This month, DC Comics is publishing 52 first issues in an effort to pull in new readers. (You can find my other reviews here and here.) The third week of their New 52 initiative—which came out last Wednesday—features some decent work with the company’s most iconic characters, some mediocre stuff, and some awfully sexist dreck. Find a big, nerdy roundup review of all twelve comics after the jump.
- This is like the textbook definition of "sexy," right?
Birds of Prey, the female cloak-and-daggery supergroup written by pulpy mystery novelist Duane Swierczynski, isn’t especially sexist, but it is a bad comic, full of cliches, awkward transitions, and vapid characterization. Compared with the earlier Birds series, this feels like a dud. Captain Atom, which reimagines the title character as a more Dr. Manhattanish figure, is bland, talky, and dull. And Legion of Superheroes is a total fucking mess. As I said last week, I’m a big Legion fan, and I still can’t fucking figure out what’s going on here or why I should care. The art, too, is notably bad: The last page features what I think is supposed to be a shocking panel that raises the stakes for the heroes, but the reveal is instead tucked away in what is perhaps the most undramatic action panel I’ve seen out of all DC’s first issues so far. This is like a rock song played by a tone-deaf kazoo player. What a mess.

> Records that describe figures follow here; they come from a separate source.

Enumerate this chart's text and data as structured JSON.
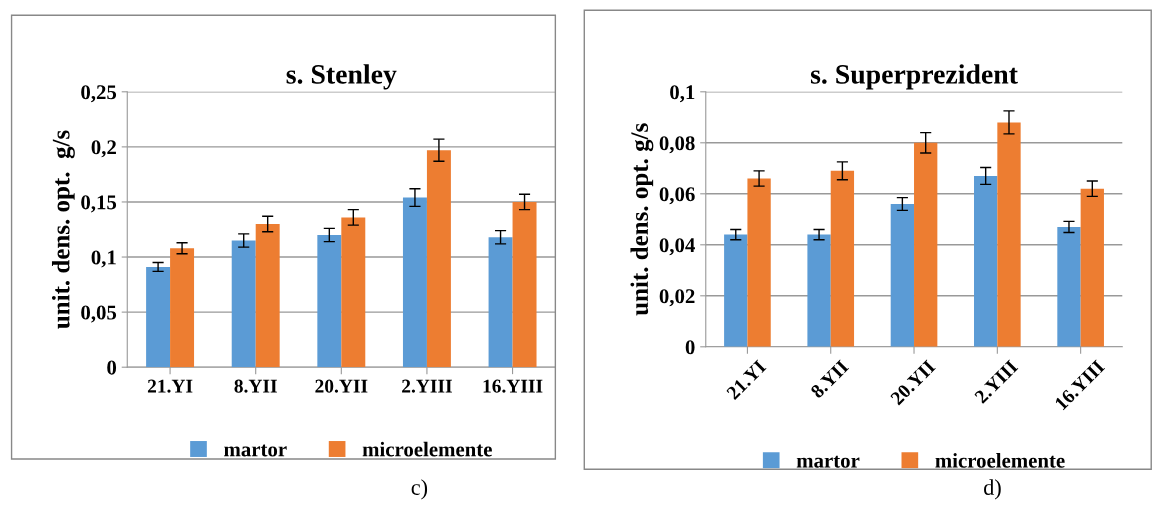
{
  "chart_data": [
    {
      "type": "bar",
      "title": "s. Stenley",
      "ylabel": "unit. dens. opt.  g/s",
      "categories": [
        "21.YI",
        "8.YII",
        "20.YII",
        "2.YIII",
        "16.YIII"
      ],
      "series": [
        {
          "name": "martor",
          "color": "#5b9bd5",
          "values": [
            0.091,
            0.115,
            0.12,
            0.154,
            0.118
          ],
          "errors": [
            0.004,
            0.006,
            0.006,
            0.008,
            0.006
          ]
        },
        {
          "name": "microelemente",
          "color": "#ed7d31",
          "values": [
            0.108,
            0.13,
            0.136,
            0.197,
            0.15
          ],
          "errors": [
            0.005,
            0.007,
            0.007,
            0.01,
            0.007
          ]
        }
      ],
      "ylim": [
        0,
        0.25
      ],
      "yticks": [
        {
          "value": 0,
          "label": "0"
        },
        {
          "value": 0.05,
          "label": "0,05"
        },
        {
          "value": 0.1,
          "label": "0,1"
        },
        {
          "value": 0.15,
          "label": "0,15"
        },
        {
          "value": 0.2,
          "label": "0,2"
        },
        {
          "value": 0.25,
          "label": "0,25"
        }
      ],
      "grid": "y",
      "legend": "bottom",
      "annotations": [
        "c)"
      ]
    },
    {
      "type": "bar",
      "title": "s. Superprezident",
      "ylabel": "unit. dens. opt. g/s",
      "categories": [
        "21.YI",
        "8.YII",
        "20.YII",
        "2.YIII",
        "16.YIII"
      ],
      "series": [
        {
          "name": "martor",
          "color": "#5b9bd5",
          "values": [
            0.044,
            0.044,
            0.056,
            0.067,
            0.047
          ],
          "errors": [
            0.002,
            0.002,
            0.0025,
            0.0033,
            0.0022
          ]
        },
        {
          "name": "microelemente",
          "color": "#ed7d31",
          "values": [
            0.066,
            0.069,
            0.08,
            0.088,
            0.062
          ],
          "errors": [
            0.003,
            0.0035,
            0.004,
            0.0045,
            0.003
          ]
        }
      ],
      "ylim": [
        0,
        0.1
      ],
      "yticks": [
        {
          "value": 0,
          "label": "0"
        },
        {
          "value": 0.02,
          "label": "0,02"
        },
        {
          "value": 0.04,
          "label": "0,04"
        },
        {
          "value": 0.06,
          "label": "0,06"
        },
        {
          "value": 0.08,
          "label": "0,08"
        },
        {
          "value": 0.1,
          "label": "0,1"
        }
      ],
      "grid": "y",
      "legend": "bottom",
      "annotations": [
        "d)"
      ]
    }
  ]
}
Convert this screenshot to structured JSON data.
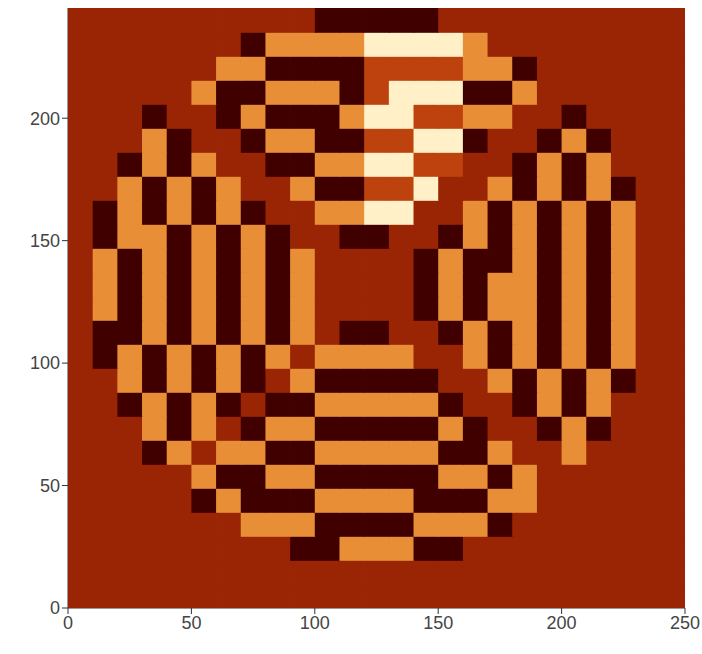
{
  "chart_data": {
    "type": "heatmap",
    "x": [
      5,
      15,
      25,
      35,
      45,
      55,
      65,
      75,
      85,
      95,
      105,
      115,
      125,
      135,
      145,
      155,
      165,
      175,
      185,
      195,
      205,
      215,
      225,
      235,
      245
    ],
    "y": [
      4.9,
      14.7,
      24.5,
      34.3,
      44.1,
      53.9,
      63.7,
      73.5,
      83.3,
      93.1,
      102.9,
      112.7,
      122.5,
      132.3,
      142.1,
      151.9,
      161.7,
      171.5,
      181.3,
      191.1,
      200.9,
      210.7,
      220.5,
      230.3,
      240.1
    ],
    "cells": [
      [
        4,
        4,
        4,
        4,
        4,
        4,
        4,
        4,
        4,
        4,
        4,
        4,
        4,
        4,
        4,
        4,
        4,
        4,
        4,
        4,
        4,
        4,
        4,
        4,
        4
      ],
      [
        4,
        4,
        4,
        4,
        4,
        4,
        4,
        4,
        4,
        4,
        4,
        4,
        4,
        4,
        4,
        4,
        4,
        4,
        4,
        4,
        4,
        4,
        4,
        4,
        4
      ],
      [
        4,
        4,
        4,
        4,
        4,
        4,
        4,
        4,
        4,
        2,
        2,
        7,
        7,
        7,
        2,
        2,
        4,
        4,
        4,
        4,
        4,
        4,
        4,
        4,
        4
      ],
      [
        4,
        4,
        4,
        4,
        4,
        4,
        4,
        7,
        7,
        7,
        2,
        2,
        2,
        2,
        7,
        7,
        7,
        2,
        4,
        4,
        4,
        4,
        4,
        4,
        4
      ],
      [
        4,
        4,
        4,
        4,
        4,
        2,
        7,
        2,
        2,
        2,
        7,
        7,
        7,
        7,
        2,
        2,
        2,
        7,
        7,
        4,
        4,
        4,
        4,
        4,
        4
      ],
      [
        4,
        4,
        4,
        4,
        4,
        7,
        2,
        2,
        7,
        7,
        2,
        2,
        2,
        2,
        2,
        7,
        7,
        2,
        7,
        4,
        4,
        4,
        4,
        4,
        4
      ],
      [
        4,
        4,
        4,
        2,
        7,
        4,
        7,
        7,
        2,
        2,
        7,
        7,
        7,
        7,
        7,
        2,
        2,
        7,
        4,
        4,
        7,
        4,
        4,
        4,
        4
      ],
      [
        4,
        4,
        4,
        7,
        2,
        7,
        4,
        2,
        7,
        7,
        2,
        2,
        2,
        2,
        2,
        7,
        2,
        4,
        4,
        2,
        7,
        2,
        4,
        4,
        4
      ],
      [
        4,
        4,
        2,
        7,
        2,
        7,
        2,
        4,
        2,
        2,
        7,
        7,
        7,
        7,
        7,
        2,
        4,
        4,
        2,
        7,
        2,
        7,
        4,
        4,
        4
      ],
      [
        4,
        4,
        7,
        2,
        7,
        2,
        7,
        2,
        4,
        7,
        2,
        2,
        2,
        2,
        2,
        4,
        4,
        7,
        2,
        7,
        2,
        7,
        2,
        4,
        4
      ],
      [
        4,
        2,
        7,
        2,
        7,
        2,
        7,
        2,
        7,
        4,
        7,
        7,
        7,
        7,
        4,
        4,
        7,
        2,
        7,
        2,
        7,
        2,
        7,
        4,
        4
      ],
      [
        4,
        2,
        2,
        7,
        2,
        7,
        2,
        7,
        2,
        7,
        4,
        2,
        2,
        4,
        4,
        2,
        7,
        2,
        7,
        2,
        7,
        2,
        7,
        4,
        4
      ],
      [
        4,
        7,
        2,
        7,
        2,
        7,
        2,
        7,
        2,
        7,
        4,
        4,
        4,
        4,
        2,
        7,
        2,
        7,
        7,
        2,
        7,
        2,
        7,
        4,
        4
      ],
      [
        4,
        7,
        2,
        7,
        2,
        7,
        2,
        7,
        2,
        7,
        4,
        4,
        4,
        4,
        2,
        7,
        2,
        7,
        7,
        2,
        7,
        2,
        7,
        4,
        4
      ],
      [
        4,
        7,
        2,
        7,
        2,
        7,
        2,
        7,
        2,
        7,
        4,
        4,
        4,
        4,
        2,
        7,
        2,
        2,
        7,
        2,
        7,
        2,
        7,
        4,
        4
      ],
      [
        4,
        2,
        7,
        7,
        2,
        7,
        2,
        7,
        2,
        4,
        4,
        2,
        2,
        4,
        4,
        2,
        7,
        2,
        7,
        2,
        7,
        2,
        7,
        4,
        4
      ],
      [
        4,
        2,
        7,
        2,
        7,
        2,
        7,
        2,
        4,
        4,
        7,
        7,
        9,
        9,
        4,
        4,
        7,
        2,
        7,
        2,
        7,
        2,
        7,
        4,
        4
      ],
      [
        4,
        4,
        7,
        2,
        7,
        2,
        7,
        4,
        4,
        7,
        2,
        2,
        5,
        5,
        9,
        4,
        4,
        7,
        2,
        7,
        2,
        7,
        2,
        4,
        4
      ],
      [
        4,
        4,
        2,
        7,
        2,
        7,
        4,
        4,
        2,
        2,
        7,
        7,
        9,
        9,
        5,
        5,
        4,
        4,
        2,
        7,
        2,
        7,
        4,
        4,
        4
      ],
      [
        4,
        4,
        4,
        7,
        2,
        4,
        4,
        2,
        7,
        7,
        2,
        2,
        5,
        5,
        9,
        9,
        2,
        4,
        4,
        2,
        7,
        2,
        4,
        4,
        4
      ],
      [
        4,
        4,
        4,
        2,
        4,
        4,
        2,
        7,
        2,
        2,
        2,
        7,
        9,
        9,
        5,
        5,
        7,
        7,
        4,
        4,
        2,
        4,
        4,
        4,
        4
      ],
      [
        4,
        4,
        4,
        4,
        4,
        7,
        2,
        2,
        7,
        7,
        7,
        2,
        5,
        9,
        9,
        9,
        2,
        2,
        7,
        4,
        4,
        4,
        4,
        4,
        4
      ],
      [
        4,
        4,
        4,
        4,
        4,
        4,
        7,
        7,
        2,
        2,
        2,
        2,
        5,
        5,
        5,
        5,
        7,
        7,
        2,
        4,
        4,
        4,
        4,
        4,
        4
      ],
      [
        4,
        4,
        4,
        4,
        4,
        4,
        4,
        2,
        7,
        7,
        7,
        7,
        9,
        9,
        9,
        9,
        7,
        4,
        4,
        4,
        4,
        4,
        4,
        4,
        4
      ],
      [
        4,
        4,
        4,
        4,
        4,
        4,
        4,
        4,
        4,
        4,
        2,
        2,
        2,
        2,
        2,
        4,
        4,
        4,
        4,
        4,
        4,
        4,
        4,
        4,
        4
      ]
    ],
    "xlim": [
      0,
      250
    ],
    "ylim": [
      0,
      245
    ],
    "xticks": [
      0,
      50,
      100,
      150,
      200,
      250
    ],
    "yticks": [
      0,
      50,
      100,
      150,
      200
    ]
  }
}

This brings us, then, to the inoffensive middle ground. Supergirl is as forgettable a comic as you can slap together. Nothing really happens—Supergirl comes to on Earth for the very first time with a bad case of amnesia. The last page sets up a big fight with Superman to come (it feels as though half of DC’s 52 first issues end with the threat of a fight with Superman) and there’s no indication why anyone should care. DC Universe Presents Deadman tries to reimagine the title character as a kind of Quantum Leap-style do-gooder, hopping from body to body and resolving spiritual crises in random people. The writing isn’t so bad—it’s a little heavy-handed, but I’ve read much worse in a superhero comic—but the bland artwork and the pedestrian way Deadman’s origin is presented make the whole package feel like a flop. Neal Adams’s weird, wonderful work on Deadman raises the bar to levels that Paul Jenkins and Bernard Chang simply cannot hope to reach. Nightwing is all right. Kyle Higgins explains pretty well that we’re reading the story of Batman’s first sidekick, all grown up, but he doesn’t explain what makes Nightwing more than just a, well, kid sidekick all grown up. Reading Nightwing doesn’t make you want to die, but it doesn’t especially make you want to read the next issue, either.
Blue Beetle is a reboot of DC’s New Mexico-based Spider-Man riff. It’s solid comics, with Tony Bedard’s script tugging us along in a cheerful enough way, establishing the character's origin, and introducing a couple of credible threats by the end of the issue. (I’m a sucker for the Brotherhood of Evil.) Ig Guara’s art is good stuff—he’s got a future in superhero comics for sure. It’s a fun introduction to a young character who stands to be DC’s biggest breakout hit in at least a decade. This comic is everything that Static Shock wasn’t—fun superhero comics starring an interesting young protagonist.
But the best two DC Comics to come out this week are Scott Snyder’s Batman and Brian Azzarello’s Wonder Woman. Snyder’s is the more traditional take on the character—this is your basic Batman story, with a breakout at Arkham Asylum (again?), a comprehensive look at the supporting cast, including a female reporter named Vicki Vale, and a few nods to technological advances adding to Batman’s crime fighting skill set. Greg Capullo’s art is, while slightly inconsistent, a dramatic and atmospheric addition to the script. It’s a good, solid Batman comic book that will keep your interest and leave you feeling that you got your three dollars’ worth of entertainment.
Wonder Woman feels like one of those late-80s DC Comics just before the Vertigo-mature readers divide that teeters on the edge between superhero fantasy and dark-edged horror. Wonder Woman, here drawn with an appealing exoticism and imposing stature by Cliff Chiang, seems to be the only defense humanity has from weird, fickle gods who like to mess in their affairs. Wonder Woman is one of those characters who needs a solid mission statement, and Azzarello seems to understand that by making her the line between reality and weird mythology. This is something that Superman can’t do, and if Azzarello can keep the dark horror vibe running, this relaunch could wind up being one of the most memorable takes on the character. His Wonder Woman almost makes up for the truly wretched depictions of women in Red Hood and Catwoman. Almost.